AkihiroSuda commented 2 years ago

Needs rebase

dmcgowan commented 2 years ago

I think this could just be implemented at the service level. You could implement a service specifically for passing fd and only register it if supported by the underlying connection.

dmcgowan commented 1 year ago

Going to close this one for now, would love to see an example of this done as a service though

cpuguy83 commented 1 year ago

@dmcgowan I'm not sure I understand what you are saying.

What I think you are saying is this would be better implemented as a service that explicitly handles FD passing via a side-channel.

Given that, I've definitely given this some thought and was initially like "ok yeah we could do this and it would be fine". However, with more time to think on this, I think it would be very beneficial to have it directly in the protocol so we don't need to have a side-channel.

I believe we should be able to work out the issues with buffering here by always reading the OOB data with some fixed size buffer.... so the caller would only ever be able to pass some number N of fd's at once, perhaps the buffer for this could be configurable when creating the server.

Of course I may have totally misunderstood what you were trying to say here.

dmcgowan commented 1 year ago

You have probably spent more timing thinking about it than me. What are some of the downsides of having it as a side-channel service?
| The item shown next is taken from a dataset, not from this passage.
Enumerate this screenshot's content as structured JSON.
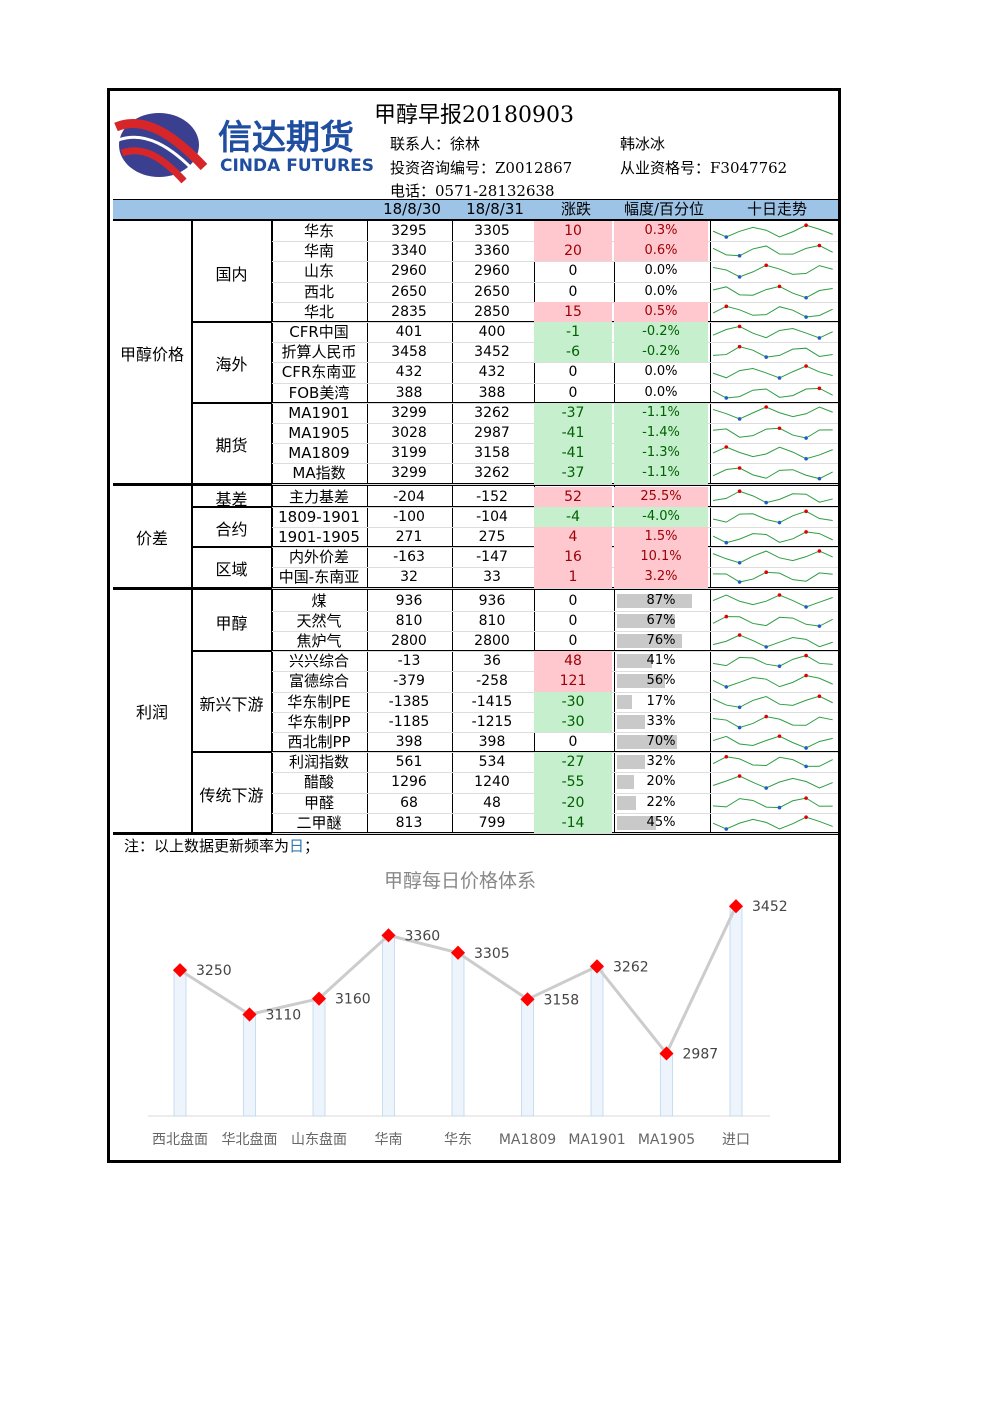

I might be looking at this differently, less about the more efficient way to do it and more about compatibility. I see the ttrpc client interface as mainly to be used for generated proto services so that services remain compatible between ttrpc and grpc. The tagline for this project is "GRPC for low-memory environments.", so it I think its fair to look at new features from the perspective of whether it is ttrpc only and what diverging from grpc (or more generally usage via proto service definitions) would mean for how ttrpc is used.

cpuguy83 commented 1 year ago

I think the main thing is you still need to come up with some kind of protocol for exchanging that information.